Direktur Pusat Bahasa Ubaya Devi Rachmasari mengatakan, peserta lomba merupakan mahasiswa asing yang tergabung dalam program Darmasiswa Republik Indonesia 2018/2019 dari 20 universitas yang mengirimkan perwakilan.

"Salah satu tujuan diadakannya lomba adalah memperkenalkan program BIPA (Bahasa Indonesia bagi Penutur Asing) yang ada di pusat lembaga bahasa Ubaya. Selain itu, kita dapat mengakrabkan hubungan antara pengelola dan universitas yang tergabung dalam Darmasiswa," katanya.

Peserta dapat memilih membaca berita melalui teks atau layar dari topik dan naskah berita yang telah disediakan panitia penyelenggara. Durasi perlombaan untuk masing-masing peserta diberikan waktu selama 90 detik.

Indikator penilaian dari juri berdasarkan pada kelancaran membaca, di mana peserta dapat membaca berita sesuai dengan tanda baca, intonasi yang tepat, pelafalan kata-kata bahasa Indonesia dengan baik dan benar, serta penampilan.

"Selain itu, gaya berpakaian, postur tubuh, kontak mata, dan bahasa tubuh ketika menyampaikan berita merupakan poin lebih dalam penilaian penampilan," kata Devi.

Dari 60 peserta nantinya dipilih 10 finalis untuk berlomba memperebutkan juara, peringkat kedua dan ketiga. Pemenang lomba akan membawa pulang sertifikat dan hadiah uang.

Devi berharap melalui acara ini bisa membuat mahasiswa asing menjadi cinta terhadap bahasa dan budaya Indonesia sesuai dengan harapan program Darmasiswa, yakni menginternasionalisasikan bahasa Indonesia.

"Setelah adanya kegiatan ini diharapkan ketika pulang ke negara masing-masing, mahasiswa dapat mengajarkan bahasa Indonesia kepada teman-temannya," ujarnya.

Mahasiswa asal Jerman, Kamila Barbara, mengaku membaca berita berbahasa Indonesia sangat susah, karena banyak kalimat yang harus dipahami.
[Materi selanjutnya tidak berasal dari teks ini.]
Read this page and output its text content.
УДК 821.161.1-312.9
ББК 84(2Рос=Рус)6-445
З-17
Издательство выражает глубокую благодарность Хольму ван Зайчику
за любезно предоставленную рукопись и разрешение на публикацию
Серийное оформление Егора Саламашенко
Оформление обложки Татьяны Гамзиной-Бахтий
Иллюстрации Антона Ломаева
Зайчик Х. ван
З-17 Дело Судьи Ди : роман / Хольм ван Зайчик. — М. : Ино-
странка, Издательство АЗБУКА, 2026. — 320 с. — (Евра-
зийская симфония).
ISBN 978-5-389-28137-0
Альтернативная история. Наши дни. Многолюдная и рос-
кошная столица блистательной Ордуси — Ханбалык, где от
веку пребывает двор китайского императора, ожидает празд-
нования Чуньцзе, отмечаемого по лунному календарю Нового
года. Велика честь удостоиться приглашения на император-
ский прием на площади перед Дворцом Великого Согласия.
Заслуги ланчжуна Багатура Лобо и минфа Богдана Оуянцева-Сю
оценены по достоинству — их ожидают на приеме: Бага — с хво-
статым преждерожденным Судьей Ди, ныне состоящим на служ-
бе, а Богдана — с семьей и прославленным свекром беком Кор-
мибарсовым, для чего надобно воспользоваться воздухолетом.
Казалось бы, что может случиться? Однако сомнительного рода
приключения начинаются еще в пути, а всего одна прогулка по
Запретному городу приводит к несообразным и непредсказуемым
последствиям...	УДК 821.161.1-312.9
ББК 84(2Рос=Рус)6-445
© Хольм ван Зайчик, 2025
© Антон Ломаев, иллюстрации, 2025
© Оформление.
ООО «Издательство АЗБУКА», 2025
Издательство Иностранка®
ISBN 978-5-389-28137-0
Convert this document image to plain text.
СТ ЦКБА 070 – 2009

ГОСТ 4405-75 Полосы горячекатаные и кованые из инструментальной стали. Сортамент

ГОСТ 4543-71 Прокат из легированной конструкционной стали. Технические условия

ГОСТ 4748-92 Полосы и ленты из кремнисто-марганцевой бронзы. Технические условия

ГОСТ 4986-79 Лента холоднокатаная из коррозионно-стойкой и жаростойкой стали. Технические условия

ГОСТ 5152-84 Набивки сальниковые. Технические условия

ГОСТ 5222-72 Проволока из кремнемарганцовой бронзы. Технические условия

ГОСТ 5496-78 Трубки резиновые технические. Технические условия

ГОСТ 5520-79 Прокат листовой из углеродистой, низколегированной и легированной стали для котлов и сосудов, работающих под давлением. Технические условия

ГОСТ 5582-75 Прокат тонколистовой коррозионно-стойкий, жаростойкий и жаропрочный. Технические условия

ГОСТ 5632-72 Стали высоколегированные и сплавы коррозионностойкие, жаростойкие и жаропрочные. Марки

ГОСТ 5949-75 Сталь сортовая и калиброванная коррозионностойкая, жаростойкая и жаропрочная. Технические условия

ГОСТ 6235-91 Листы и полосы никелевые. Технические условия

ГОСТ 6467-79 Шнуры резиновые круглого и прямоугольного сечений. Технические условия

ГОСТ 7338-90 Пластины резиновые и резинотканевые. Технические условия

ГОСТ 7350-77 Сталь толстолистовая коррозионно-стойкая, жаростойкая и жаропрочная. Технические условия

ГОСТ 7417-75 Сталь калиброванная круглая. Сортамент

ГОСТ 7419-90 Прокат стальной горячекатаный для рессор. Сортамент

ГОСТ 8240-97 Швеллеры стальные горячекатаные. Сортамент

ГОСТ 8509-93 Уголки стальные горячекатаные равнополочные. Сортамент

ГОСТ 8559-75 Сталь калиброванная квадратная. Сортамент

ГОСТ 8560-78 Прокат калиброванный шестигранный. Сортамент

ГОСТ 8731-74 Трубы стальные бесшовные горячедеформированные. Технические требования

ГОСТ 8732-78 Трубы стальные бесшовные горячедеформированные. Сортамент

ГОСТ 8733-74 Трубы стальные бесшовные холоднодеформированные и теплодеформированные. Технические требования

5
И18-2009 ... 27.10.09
Meski begitu, tidak ada persiapan khusus yang dilakukan Kamila. Dia hanya belajar selama dua minggu di Universitas Gadjah Mada (UGM) Yogyakarta.

"Orang Indonesia berbicara secara cepat, menurut saya sulit untuk dimengerti. Tapi, nanti saya akan belajar terus bahasa Indonesia, karena juga kerja di kedutaan di Berlin," ucapnya.

Senada dengan Karmila, mahasiswa asal Tiongkok, Liu Tianhui, juga mengalami kesulitan yang disebabkan pengucapan nama Indonesia susah bagi warga Tiongkok.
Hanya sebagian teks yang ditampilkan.